Research Portfolio

My research explores the fundamental mechanisms of reasoning in Large Language Models, with a particular focus on scientific problem-solving and the development of robust evaluation frameworks for AI reasoning capabilities.

Research Impact

19,609
Physics Problems in Dataset
1
ACL Findings Publication
World's
Largest Physics Reasoning Dataset
Open
Source Contributions

Published Research

PhysicsEval: Inference-Time Techniques to Improve the Reasoning Proficiency of Large Language Models on Physics Problems
Authors: Oshayer Siddique et al.
Venue: ACL Findings 2025 (The Association for Computational Linguistics)
Publication Date: December 2025
Novel Inference Techniques Physics Reasoning LLM Evaluation Benchmark Dataset
This groundbreaking research introduces novel inference-time techniques specifically designed to enhance Large Language Models' ability to reason through complex physics problems. The study presents the PhysicsEval dataset—the world's largest physics reasoning benchmark with 19,609 carefully curated problems—and demonstrates significant improvements in LLM performance without modifying underlying model architectures. The work provides critical insights into current model limitations and establishes a practical framework for building more robust AI systems capable of scientific reasoning. Our methodology bridges the gap between pattern recognition and genuine logical reasoning, offering a new paradigm for evaluating and improving AI performance in scientific domains.

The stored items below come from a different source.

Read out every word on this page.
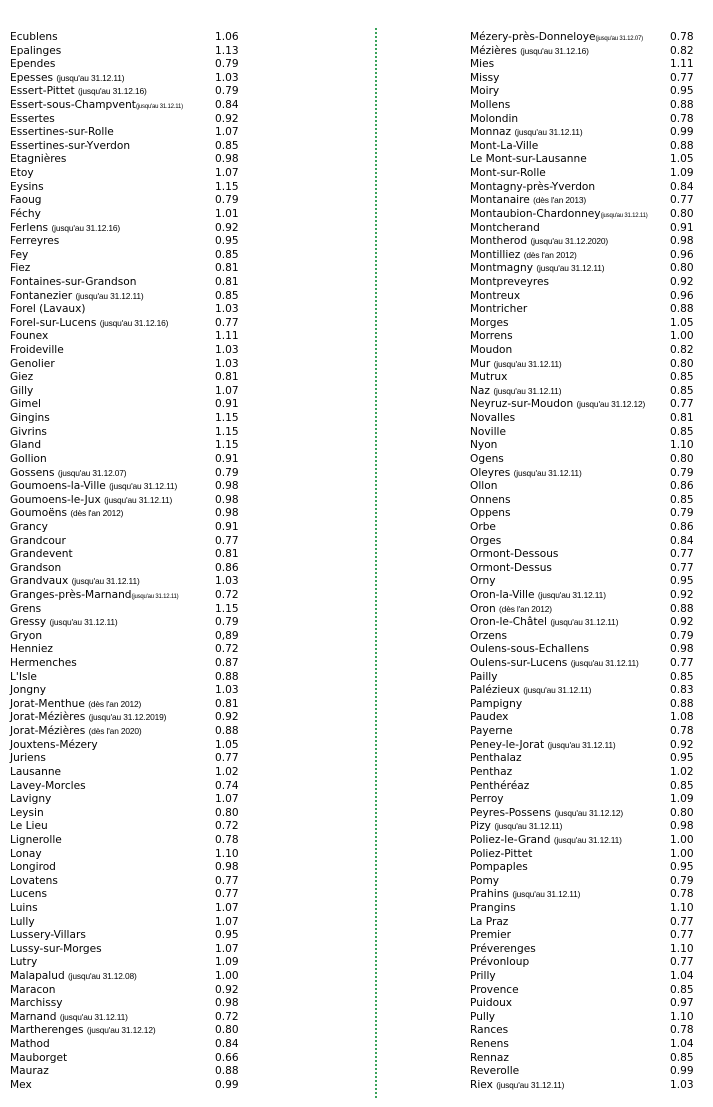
Ecublens	1.06
Epalinges	1.13
Ependes	0.79
Epesses (jusqu'au 31.12.11)	1.03
Essert-Pittet (jusqu'au 31.12.16)	0.79
Essert-sous-Champvent(jusqu'au 31.12.11)	0.84
Essertes	0.92
Essertines-sur-Rolle	1.07
Essertines-sur-Yverdon	0.85
Etagnières	0.98
Etoy	1.07
Eysins	1.15
Faoug	0.79
Féchy	1.01
Ferlens (jusqu'au 31.12.16)	0.92
Ferreyres	0.95
Fey	0.85
Fiez	0.81
Fontaines-sur-Grandson	0.81
Fontanezier (jusqu'au 31.12.11)	0.85
Forel (Lavaux)	1.03
Forel-sur-Lucens (jusqu'au 31.12.16)	0.77
Founex	1.11
Froideville	1.03
Genolier	1.03
Giez	0.81
Gilly	1.07
Gimel	0.91
Gingins	1.15
Givrins	1.15
Gland	1.15
Gollion	0.91
Gossens (jusqu'au 31.12.07)	0.79
Goumoens-la-Ville (jusqu'au 31.12.11)	0.98
Goumoens-le-Jux (jusqu'au 31.12.11)	0.98
Goumoëns (dès l'an 2012)	0.98
Grancy	0.91
Grandcour	0.77
Grandevent	0.81
Grandson	0.86
Grandvaux (jusqu'au 31.12.11)	1.03
Granges-près-Marnand(jusqu'au 31.12.11)	0.72
Grens	1.15
Gressy (jusqu'au 31.12.11)	0.79
Gryon	0,89
Henniez	0.72
Hermenches	0.87
L'Isle	0.88
Jongny	1.03
Jorat-Menthue (dès l'an 2012)	0.81
Jorat-Mézières (jusqu'au 31.12.2019)	0.92
Jorat-Mézières (dès l'an 2020)	0.88
Jouxtens-Mézery	1.05
Juriens	0.77
Lausanne	1.02
Lavey-Morcles	0.74
Lavigny	1.07
Leysin	0.80
Le Lieu	0.72
Lignerolle	0.78
Lonay	1.10
Longirod	0.98
Lovatens	0.77
Lucens	0.77
Luins	1.07
Lully	1.07
Lussery-Villars	0.95
Lussy-sur-Morges	1.07
Lutry	1.09
Malapalud (jusqu'au 31.12.08)	1.00
Maracon	0.92
Marchissy	0.98
Marnand (jusqu'au 31.12.11)	0.72
Martherenges (jusqu'au 31.12.12)	0.80
Mathod	0.84
Mauborget	0.66
Mauraz	0.88
Mex	0.99
Mézery-près-Donneloye(jusqu'au 31.12.07)	0.78
Mézières (jusqu'au 31.12.16)	0.82
Mies	1.11
Missy	0.77
Moiry	0.95
Mollens	0.88
Molondin	0.78
Monnaz (jusqu'au 31.12.11)	0.99
Mont-La-Ville	0.88
Le Mont-sur-Lausanne	1.05
Mont-sur-Rolle	1.09
Montagny-près-Yverdon	0.84
Montanaire (dès l'an 2013)	0.77
Montaubion-Chardonney(jusqu'au 31.12.11) 0.80
Montcherand	0.91
Montherod (jusqu'au 31.12.2020)	0.98
Montilliez (dès l'an 2012)	0.96
Montmagny (jusqu'au 31.12.11)	0.80
Montpreveyres	0.92
Montreux	0.96
Montricher	0.88
Morges	1.05
Morrens	1.00
Moudon	0.82
Mur (jusqu'au 31.12.11)	0.80
Mutrux	0.85
Naz (jusqu'au 31.12.11)	0.85
Neyruz-sur-Moudon (jusqu'au 31.12.12) 0.77
Novalles	0.81
Noville	0.85
Nyon	1.10
Ogens	0.80
Oleyres (jusqu'au 31.12.11)	0.79
Ollon	0.86
Onnens	0.85
Oppens	0.79
Orbe	0.86
Orges	0.84
Ormont-Dessous	0.77
Ormont-Dessus	0.77
Orny	0.95
Oron-la-Ville (jusqu'au 31.12.11)	0.92
Oron (dès l'an 2012)	0.88
Oron-le-Châtel (jusqu'au 31.12.11)	0.92
Orzens	0.79
Oulens-sous-Echallens	0.98
Oulens-sur-Lucens (jusqu'au 31.12.11)	0.77
Pailly	0.85
Palézieux (jusqu'au 31.12.11)	0.83
Pampigny	0.88
Paudex	1.08
Payerne	0.78
Peney-le-Jorat (jusqu'au 31.12.11)	0.92
Penthalaz	0.95
Penthaz	1.02
Penthéréaz	0.85
Perroy	1.09
Peyres-Possens (jusqu'au 31.12.12)	0.80
Pizy (jusqu'au 31.12.11)	0.98
Poliez-le-Grand (jusqu'au 31.12.11)	1.00
Poliez-Pittet	1.00
Pompaples	0.95
Pomy	0.79
Prahins (jusqu'au 31.12.11)	0.78
Prangins	1.10
La Praz	0.77
Premier	0.77
Préverenges	1.10
Prévonloup	0.77
Prilly	1.04
Provence	0.85
Puidoux	0.97
Pully	1.10
Rances	0.78
Renens	1.04
Rennaz	0.85
Reverolle	0.99
Riex (jusqu'au 31.12.11)	1.03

Research Resources & Contributions

PhysicsEval Dataset: The World's Largest Physics Reasoning Benchmark
Repository: Hugging Face Datasets
Size: 19,609 physics problems with solutions
Availability: Open source, publicly accessible
19,609 Problems Multiple Physics Domains Verified Solutions Community Resource
The PhysicsEval dataset represents the most comprehensive physics reasoning benchmark ever created for AI evaluation. Sourced from diverse physics textbooks and verified through educational forums, this dataset challenges models to apply fundamental principles and logical reasoning rather than relying on pattern matching. The dataset spans multiple physics domains including mechanics, thermodynamics, electromagnetism, and quantum physics, providing researchers with an unprecedented tool for evaluating and advancing AI reasoning capabilities. Each problem includes detailed solutions and step-by-step reasoning paths, making it invaluable for both evaluation and training purposes.

Current Research Direction

Investigating the Core Mechanisms of LLM Reasoning
Status: Ongoing Research
Focus: Fundamental reasoning components in Large Language Models
Expected Outcome: Novel insights into AI reasoning architecture
Reasoning Analysis Model Interpretability Cognitive Architecture AI Transparency
My current research addresses a fundamental question in artificial intelligence: What constitutes the core of reasoning in Large Language Models? This investigation aims to deconstruct and analyze the specific components and mechanisms within LLMs that enable their logical and problem-solving capabilities. By understanding these underlying processes, we can develop more transparent, reliable, and effective AI systems. The research involves systematic analysis of attention patterns, layer-wise reasoning development, and the emergence of logical structures during training. This work promises to provide unprecedented insights into how artificial intelligence systems develop and apply reasoning abilities, potentially leading to breakthrough advances in interpretable AI.

Research Areas

Physics-Informed AI
Developing AI systems that understand and apply fundamental physics principles, bridging the gap between symbolic reasoning and neural computation.
LLM Reasoning Mechanisms
Investigating the internal processes that enable reasoning in large language models, focusing on interpretability and cognitive architectures.
Scientific Problem Solving
Creating robust evaluation frameworks and methodologies for assessing AI performance on complex scientific and mathematical problems.
Benchmark Development
Designing comprehensive datasets and evaluation metrics that push the boundaries of current AI capabilities and reveal fundamental limitations.